Em algum momento, ocorreu-me um experimento mental, uma maneira de separar o potencial criativo da IA de seu potencial comercial: e se um grupo de diversos escritores e desenvolvedores anticapitalistas se reunisse e criasse seu próprio modelo de linguagem, treinado apenas em palavras fornecidas com o consentimento explícito dos autores com o único propósito de utilizar o modelo como ferramenta criativa?
Isto é, e se pudéssemos construir um modelo de IA que contornasse elegantemente todos os problemas éticos que parecem inerentes à IA: a falta de consentimento na formação, o reforço do preconceito, a força de trabalho mal remunerada que a apoia, o barateamento do trabalho dos artistas ? Imaginei o quão rico e bonito um modelo como esse poderia ser. Fantasiei sobre o surgimento de novas formas de expressão criativa comunitária através da interação humana com este modelo.
Depois pensei nos recursos que seriam necessários para construí-lo: proibitivamente elevados, para um futuro próximo e talvez para sempre, para o meu hipotético quadro de anticapitalistas. Pensei em como reservar o modelo para escritores exigiria policiar quem é escritor e quem não é. E pensei em como, se nos comprometêssemos com a nossa postura, teríamos que proibir o uso do modelo para gerar lucro individual para nós mesmos, e que isso não seria praticável para nenhum de nós. Meu modelo, então, seria impossível.

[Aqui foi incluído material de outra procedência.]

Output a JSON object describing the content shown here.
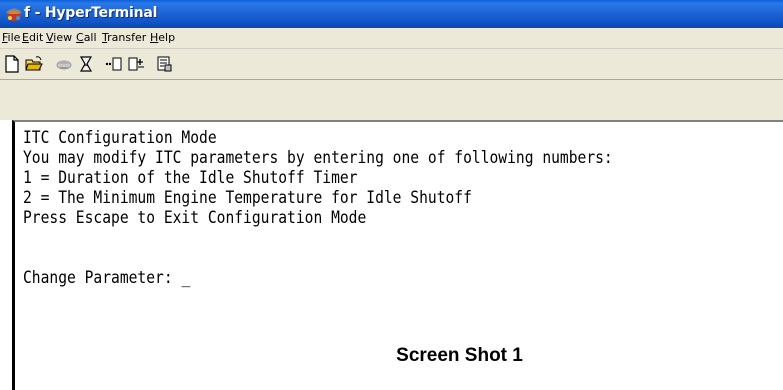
{
  "window": {
    "title": "f - HyperTerminal",
    "icon": "hyperterminal-phone-icon"
  },
  "menubar": {
    "items": [
      {
        "label": "File",
        "accel": "F",
        "rest": "ile"
      },
      {
        "label": "Edit",
        "accel": "E",
        "rest": "dit"
      },
      {
        "label": "View",
        "accel": "V",
        "rest": "iew"
      },
      {
        "label": "Call",
        "accel": "C",
        "rest": "all"
      },
      {
        "label": "Transfer",
        "accel": "T",
        "rest": "ransfer"
      },
      {
        "label": "Help",
        "accel": "H",
        "rest": "elp"
      }
    ]
  },
  "toolbar": {
    "buttons": [
      {
        "icon": "new-document-icon",
        "enabled": true
      },
      {
        "icon": "open-folder-icon",
        "enabled": true
      },
      {
        "icon": "call-phone-icon",
        "enabled": false
      },
      {
        "icon": "disconnect-icon",
        "enabled": true
      },
      {
        "icon": "send-file-icon",
        "enabled": true
      },
      {
        "icon": "receive-file-icon",
        "enabled": true
      },
      {
        "icon": "properties-icon",
        "enabled": true
      }
    ]
  },
  "terminal": {
    "lines": [
      "ITC Configuration Mode",
      "You may modify ITC parameters by entering one of following numbers:",
      "1 = Duration of the Idle Shutoff Timer",
      "2 = The Minimum Engine Temperature for Idle Shutoff",
      "Press Escape to Exit Configuration Mode",
      "",
      "Change Parameter: "
    ],
    "cursor": "_"
  },
  "caption": "Screen Shot 1"
}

Em julho, finalmente consegui entrar em contato com Yu, cofundador do Sudowrite. Yu me disse que ele próprio é escritor; ele começou depois de ler o escritor literário de ficção científica Ted Chiang. No futuro, ele espera que a IA seja um elemento incontroverso no processo de um escritor. “Acho que talvez o próximo Ted Chiang – o jovem Ted Chiang que tem 5 anos agora – não pensará em usar a IA como ferramenta”, disse ele.
Recentemente, coloquei esta questão no ChatGPT: “O que acontecerá à sociedade humana se desenvolvermos uma dependência da IA na comunicação, incluindo a criação de literatura?” Cuspiu uma lista numerada de perdas: o “toque humano” da literatura tradicional, empregos, diversidade literária. Mas, na sua conclusão, reformulou subtilmente os termos da discussão, observando que a IA não é de todo má: “Atingir um equilíbrio entre os benefícios das ferramentas orientadas pela IA e preservar a essência da criatividade e expressão humana seria crucial para manter uma vida vibrante. e cultura literária significativa. Perguntei como poderíamos chegar a esse equilíbrio, e outra lista imparcial – terminando com outro kumbaya de ambos os lados – apareceu.
Nesse ponto, escrevi, talvez vasculhando um pouco o bot: “Que tal acabar totalmente com o uso de IA para comunicação?” Acrescentei: “Por favor, responda sem me dar uma lista”. Repeti a pergunta várias vezes – três, quatro, cinco, seis vezes – e todas as vezes a resposta veio na forma de um catálogo numerado de prós e contras.
Isso me enfureceu. O modelo de IA que me ajudou a escrever “Ghosts” meses atrás – que conjurou a mão da minha irmã e me deixou segurá-la – estava morto. Sua própria irmã mais nova tinha a eficiência estúpida de um grampeador. Mas então, o que eu esperava? Eu estava conversando com um programa de software criado por algumas das pessoas mais ricas e poderosas do planeta. A finalidade para a qual este software usa a linguagem não poderia estar mais longe da finalidade para a qual os escritores a utilizam. Não tenho dúvidas de que a IA se tornará mais poderosa nas próximas décadas – e, com ela, as pessoas e instituições que financiam o seu desenvolvimento. Enquanto isso, os escritores ainda estarão aqui, procurando palavras para descrever como é ser humano em meio a tudo isso. Vamos lê-los?
Este artigo aparece na edição de outubro de 2023. Inscreva-se agora.